Non è sorprendente che il governo di Ankara stia cercando con diverse azioni di forza di reprimere l’opposizione interna. In particolare negli ultimi mesi sta cercando di eliminare il partito Hdp, accusato di essere il braccio politico del Pkk. Le ultime notizie riportano la decisione della Corte Costituzionale di procedere con l’iter per la messa al bando del partito filo curdo. Secondo il presidente turco Erdogan il partito incriminato sostiene il suo principale nemico interno, il Pkk.

L’aggressione governativa verso quello che è il terzo partito del paese aggiunge un nuovo elemento allo scenario politico espresso dal governo del partito Akp, che già da tempo esprime una sorta di regressione in seno alla società turca o almeno alla sua leadership. Questa situazione di costante tensione e di frammentazione si nota sia all’interno del partito al potere sia in relazione all’esterno, basti pensare alle varie scissioni che si sono susseguite negli ultimi due anni, che hanno dato vita a realtà partitiche poste all’opposizione rispetto al partito del presidente Erdogan, contendendogli il potere politico.

Tornando alla questione della messa al bando dell’Hdp, questa azione non è stata facile, infatti non è semplice sradicare un partito rappresentativo che ha una forte base elettorale.
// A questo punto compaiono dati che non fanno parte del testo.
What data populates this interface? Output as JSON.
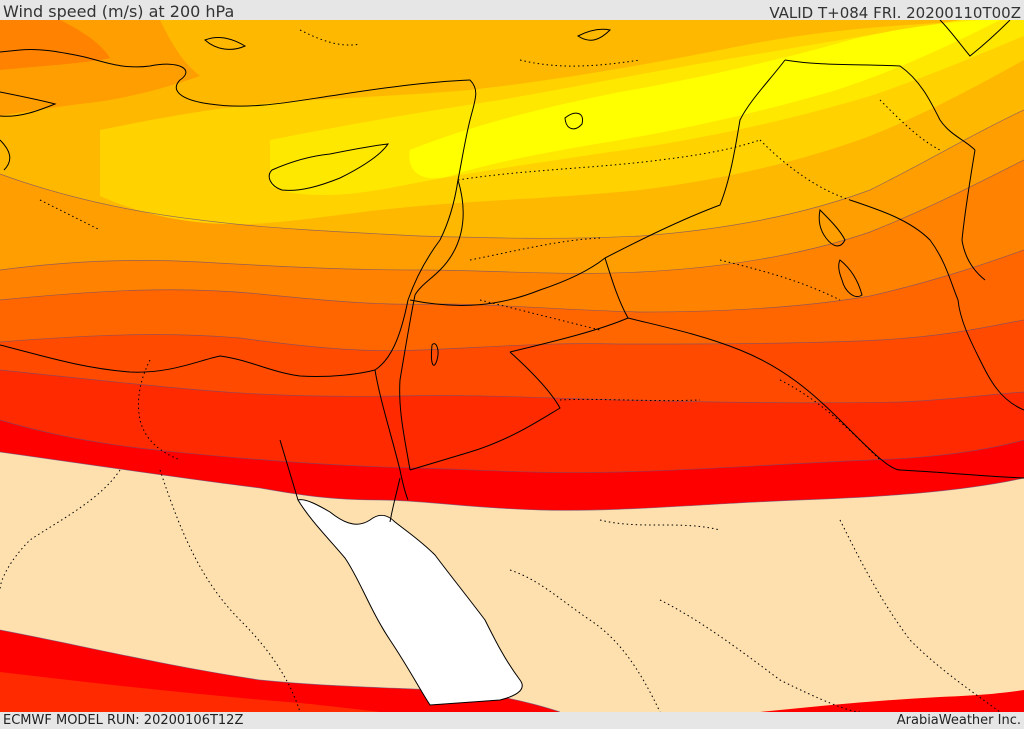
{
  "header": {
    "title": "Wind speed (m/s) at 200 hPa",
    "valid": "VALID T+084 FRI. 20200110T00Z"
  },
  "footer": {
    "model_run": "ECMWF MODEL RUN: 20200106T12Z",
    "credit": "ArabiaWeather Inc."
  },
  "map": {
    "parameter": "wind speed",
    "level": "200 hPa",
    "colors": {
      "band_1": "#fde0ae",
      "band_2": "#ff0000",
      "band_3": "#ff2a00",
      "band_4": "#ff4a00",
      "band_5": "#ff6600",
      "band_6": "#ff8200",
      "band_7": "#ff9e00",
      "band_8": "#ffb800",
      "band_9": "#ffd200",
      "band_10": "#ffe800",
      "band_11": "#ffff00",
      "sea": "#ffffff"
    }
  }
}
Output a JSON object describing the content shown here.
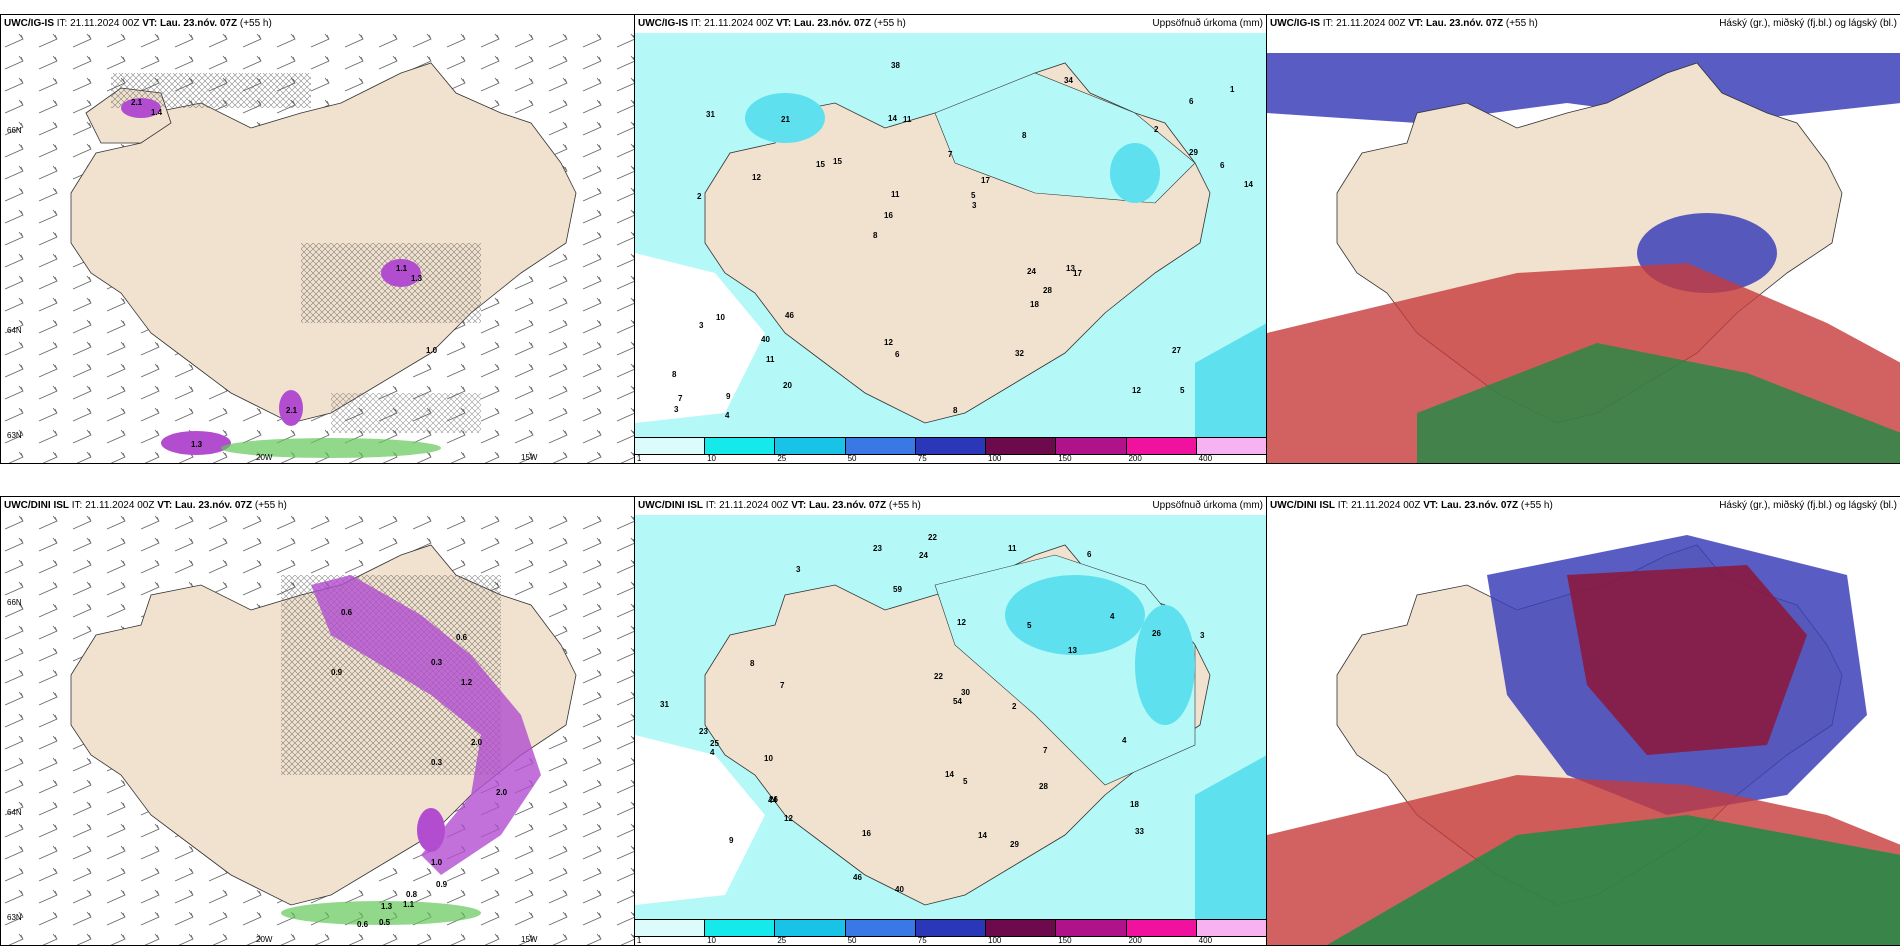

È necessario un procedimento complicato, che ad oggi è solo all’inizio del suo percorso. La cosa più grave in tutta questa situazione è che il governo è riuscito a fare in modo che un organo istituzionale, che dovrebbe essere al di sopra delle parti, in realtà legittimi con le sue azioni le direttive del governo dell’Akp, creando di fatto una crisi dei fondamenti della democrazia, la stessa democrazia decantata dal presidente Erdogan, che in un recente discorso a proposito della riforma costituzionale ha dichiarato che la Turchia diventerà a breve il paese più democratico dell’area.

Sappiamo tutti qual è la situazione della Turchia: Erdogan nel corso degli anni ha lavorato alacremente per far diventare la sua nazione un centro strategico regionale, ponendo in essere una linea di politica estera a tratti aggressiva, che mirava esclusivamente a rendere la Turchia una potenza regionale di prima grandezza, basti ricordare la famosa politica di “zero problemi con i vicini”. Oggi sostanzialmente si registra il fallimento di questa linea politica, fallimento testimoniato dai rapporti sempre altalenanti con Unione Europea, Usa, Russia e i vicini paesi arabi.

Considerando la situazione internazionale ci si potrebbe aspettare che almeno a livello interno le condizioni siano favorevoli al governo, invece non è così: infatti la situazione è e rimane estremamente complicata e instabile, sia dal punto di vista politico che economico. Questa persistente instabilità può, con il passare del tempo, diventare un fattore di rischio interno molto serio e di difficile gestione.

È molto difficile pensare che Erdogan riesca ad eliminare tutti i suoi antagonisti politici senza che questo possa creare una frammentazione socio-politica capace di produrre un’instabilità che andrà oltre la semplice dialettica politica. A breve si potrebbero verificare proteste e manifestazioni aggressive che potrebbero degenerare in scontri aperti. Già il fatto che per procedere contro i suoi oppositori spesso il partito al potere abbia prodotto, attraverso i suoi organi, delle prove pretestuose o palesemente inesistenti mette in pericolo la credibilità del governo e mette in crisi il sistema Stato, creando una situazione in cui predomina l’anti-Stato.

Le manifestazioni in cui si concretizza quest’ultimo sistema possono facilmente sfociare in episodi di terrorismo interno, prendendo di mira i simboli dello stato. Si prospetta che la repressione di cui è vittima il partito Hdp possa innescare la scintilla che porti a galla i problemi turchi, problemi che comunque non potranno rimanere latenti ancora per molto tempo.

Dal punto di vista internazionale tutto tace, infatti la comunità internazionale, ormai avvezza alle azioni del governo di Ankara, non ha ancora espresso un parere rispetto ai pericoli che corre la democrazia in Turchia.